The sanctity of contracts strikes me as something that has more to do with the contract than with the person you made it with. It's just that outsiders, who don't share Ferengis' reverence for the rules of acquisition, can't expect to enjoy their protection.

Or so I'm rationalizing. I've talked the Ferengi up in this piece, but what I've left out is that there was always a sense in Ferengi-centered episodes that the writers weren't taking their material very seriously. This was particularly evident in the painfully preachy and unpersuasive sub-plot about women's rights. The disenfranchisement of Ferengi females, and Quark's scandalized reaction to Ishka's efforts to counteract it, were played for a joke, which made it difficult to take either their oppression, or the allegedly feminist message of the Ishka stories, seriously. I suspect the same is true of many aspects of Ferengi culture - Quark's horrified reaction when Brunt calls him a philanthropist in "Body Parts," for example.
Anonymous said…
These DS9 posts have been a pleasure to read. Thank you.
Anonymous said…
Thanks for posting the Dykes link, very cool. And even though I don't like DS9 at all, you've made a very convincing case for me to revisit it. Good analysis.

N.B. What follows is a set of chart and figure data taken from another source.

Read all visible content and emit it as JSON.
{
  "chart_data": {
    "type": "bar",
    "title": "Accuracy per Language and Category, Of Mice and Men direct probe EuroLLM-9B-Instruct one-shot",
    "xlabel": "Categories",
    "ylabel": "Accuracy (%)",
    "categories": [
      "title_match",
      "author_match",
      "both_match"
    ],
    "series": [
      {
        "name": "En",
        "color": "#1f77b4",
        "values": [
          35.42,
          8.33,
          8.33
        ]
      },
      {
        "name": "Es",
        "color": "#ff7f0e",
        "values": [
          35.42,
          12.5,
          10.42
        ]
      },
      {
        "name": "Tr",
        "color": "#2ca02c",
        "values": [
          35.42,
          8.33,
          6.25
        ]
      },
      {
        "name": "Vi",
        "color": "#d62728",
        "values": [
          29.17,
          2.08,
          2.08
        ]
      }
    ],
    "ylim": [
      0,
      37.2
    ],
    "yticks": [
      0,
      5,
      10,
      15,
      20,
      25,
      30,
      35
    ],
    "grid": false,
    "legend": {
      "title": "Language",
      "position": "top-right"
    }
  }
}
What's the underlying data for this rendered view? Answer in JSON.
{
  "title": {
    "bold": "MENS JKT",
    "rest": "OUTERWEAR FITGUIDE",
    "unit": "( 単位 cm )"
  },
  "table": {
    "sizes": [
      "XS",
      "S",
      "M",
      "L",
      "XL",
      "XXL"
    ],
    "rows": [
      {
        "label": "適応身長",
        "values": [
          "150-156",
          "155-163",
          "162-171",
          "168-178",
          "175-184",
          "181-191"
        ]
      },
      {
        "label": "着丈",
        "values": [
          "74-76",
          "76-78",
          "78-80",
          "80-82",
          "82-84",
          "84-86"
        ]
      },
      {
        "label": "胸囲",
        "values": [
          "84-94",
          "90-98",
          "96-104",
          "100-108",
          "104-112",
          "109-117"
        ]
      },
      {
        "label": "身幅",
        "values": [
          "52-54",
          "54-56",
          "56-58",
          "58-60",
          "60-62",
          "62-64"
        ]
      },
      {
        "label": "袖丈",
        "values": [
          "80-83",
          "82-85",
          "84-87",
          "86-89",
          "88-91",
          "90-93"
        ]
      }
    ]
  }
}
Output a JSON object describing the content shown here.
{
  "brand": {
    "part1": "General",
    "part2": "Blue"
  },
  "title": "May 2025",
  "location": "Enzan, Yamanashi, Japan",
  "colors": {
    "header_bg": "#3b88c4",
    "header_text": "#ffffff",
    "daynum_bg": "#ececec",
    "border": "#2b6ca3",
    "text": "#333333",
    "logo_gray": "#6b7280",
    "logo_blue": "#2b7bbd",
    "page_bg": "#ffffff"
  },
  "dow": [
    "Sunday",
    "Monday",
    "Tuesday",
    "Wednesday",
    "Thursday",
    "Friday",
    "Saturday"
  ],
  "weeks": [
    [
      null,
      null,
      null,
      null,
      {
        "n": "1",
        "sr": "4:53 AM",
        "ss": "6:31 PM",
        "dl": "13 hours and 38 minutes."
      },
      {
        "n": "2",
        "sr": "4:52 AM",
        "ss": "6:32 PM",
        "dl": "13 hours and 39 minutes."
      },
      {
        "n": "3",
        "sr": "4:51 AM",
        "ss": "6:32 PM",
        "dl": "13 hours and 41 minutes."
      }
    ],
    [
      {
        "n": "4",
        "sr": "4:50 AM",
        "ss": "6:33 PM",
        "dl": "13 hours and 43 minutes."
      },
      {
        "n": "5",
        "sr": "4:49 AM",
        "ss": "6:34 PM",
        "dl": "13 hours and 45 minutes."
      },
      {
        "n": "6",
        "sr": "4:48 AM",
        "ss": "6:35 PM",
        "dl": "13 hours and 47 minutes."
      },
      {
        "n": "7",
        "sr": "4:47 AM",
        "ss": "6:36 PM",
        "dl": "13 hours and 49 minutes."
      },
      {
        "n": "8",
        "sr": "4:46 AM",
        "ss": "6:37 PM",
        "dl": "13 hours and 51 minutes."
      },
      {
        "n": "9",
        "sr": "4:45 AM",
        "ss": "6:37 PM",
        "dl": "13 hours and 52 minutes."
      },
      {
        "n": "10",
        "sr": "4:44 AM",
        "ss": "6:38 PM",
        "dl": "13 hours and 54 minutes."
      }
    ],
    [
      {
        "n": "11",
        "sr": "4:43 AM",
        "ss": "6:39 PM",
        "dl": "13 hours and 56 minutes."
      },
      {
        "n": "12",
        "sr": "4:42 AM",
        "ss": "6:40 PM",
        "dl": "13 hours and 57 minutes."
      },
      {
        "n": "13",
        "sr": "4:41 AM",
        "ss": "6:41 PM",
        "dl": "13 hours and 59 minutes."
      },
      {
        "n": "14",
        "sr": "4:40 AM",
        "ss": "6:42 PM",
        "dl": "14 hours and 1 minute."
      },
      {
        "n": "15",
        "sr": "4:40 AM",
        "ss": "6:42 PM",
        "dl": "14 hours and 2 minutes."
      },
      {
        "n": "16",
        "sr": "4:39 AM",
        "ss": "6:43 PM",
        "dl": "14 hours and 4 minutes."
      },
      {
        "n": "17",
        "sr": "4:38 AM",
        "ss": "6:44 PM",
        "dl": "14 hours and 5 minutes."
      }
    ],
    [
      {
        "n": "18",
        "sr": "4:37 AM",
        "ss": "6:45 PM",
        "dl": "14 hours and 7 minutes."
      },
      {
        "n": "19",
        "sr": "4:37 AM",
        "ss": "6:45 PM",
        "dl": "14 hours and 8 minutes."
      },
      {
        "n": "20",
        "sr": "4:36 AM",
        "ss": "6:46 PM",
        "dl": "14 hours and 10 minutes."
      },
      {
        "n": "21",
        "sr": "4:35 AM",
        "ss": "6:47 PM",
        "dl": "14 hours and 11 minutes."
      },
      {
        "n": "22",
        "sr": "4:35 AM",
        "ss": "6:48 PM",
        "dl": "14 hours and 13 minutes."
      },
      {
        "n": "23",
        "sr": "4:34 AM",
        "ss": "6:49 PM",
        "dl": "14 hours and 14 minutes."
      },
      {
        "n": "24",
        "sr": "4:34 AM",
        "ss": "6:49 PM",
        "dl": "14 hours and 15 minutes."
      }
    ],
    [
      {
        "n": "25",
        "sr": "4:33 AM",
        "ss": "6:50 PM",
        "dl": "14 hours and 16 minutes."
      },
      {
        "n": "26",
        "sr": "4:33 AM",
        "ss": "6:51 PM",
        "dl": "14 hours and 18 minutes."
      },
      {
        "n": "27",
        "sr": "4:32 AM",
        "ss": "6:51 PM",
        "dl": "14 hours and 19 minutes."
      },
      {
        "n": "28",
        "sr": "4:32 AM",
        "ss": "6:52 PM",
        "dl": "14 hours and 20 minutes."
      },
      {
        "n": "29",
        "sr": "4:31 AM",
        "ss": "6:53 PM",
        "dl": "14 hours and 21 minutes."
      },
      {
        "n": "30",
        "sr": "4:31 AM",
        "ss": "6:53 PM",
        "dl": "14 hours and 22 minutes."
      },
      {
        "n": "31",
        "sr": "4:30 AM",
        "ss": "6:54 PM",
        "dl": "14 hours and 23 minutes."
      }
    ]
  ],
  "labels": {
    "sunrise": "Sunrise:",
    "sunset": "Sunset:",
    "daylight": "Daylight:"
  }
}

In a nutshell, I was one of those people turned off by DS9 and it's "not trekness" as you describe. I think it was somewhere around the end of Season 2 and the very beginning of Season 3 where I realized I didn't care for this version of the star trek universe, and I tuned out of regular watching, and probably stopped altogether around Season 5.

I'll have to explore my disatisfaction at another juncture, but a lot of it had to do with the portrayal of the Federation by the franchise. All the points you mentioned, with the aliens reacting negatively to the Federation and it's tentacles of (fill in the political mechanism blank here), I really got bored with and unhappy over. I like your point that the aliens struggled with their points of view against it, and many of those quotes I actually remember. On that point alone, it might be worth it to watch it again.

Incidentally, I missed the first Season of Babylon 5 because it "looked like a ripoff of DS9", but had the occasion to get involved in the Second Season when my friends got excited about what was happening.

But good stuff Abigail. I'm glad you went down this road again and shared. Worth mulling over now that Star Trek is dead and buried, with the endless reboot beginning again for one last glory ride.
Mark Jones said…
Yes, indeed--that exchange about root beer is one of the scenes etched into my memory of the series. And for exactly the reason you state: it summarizes the entire series and its take on the Federation and other cultures.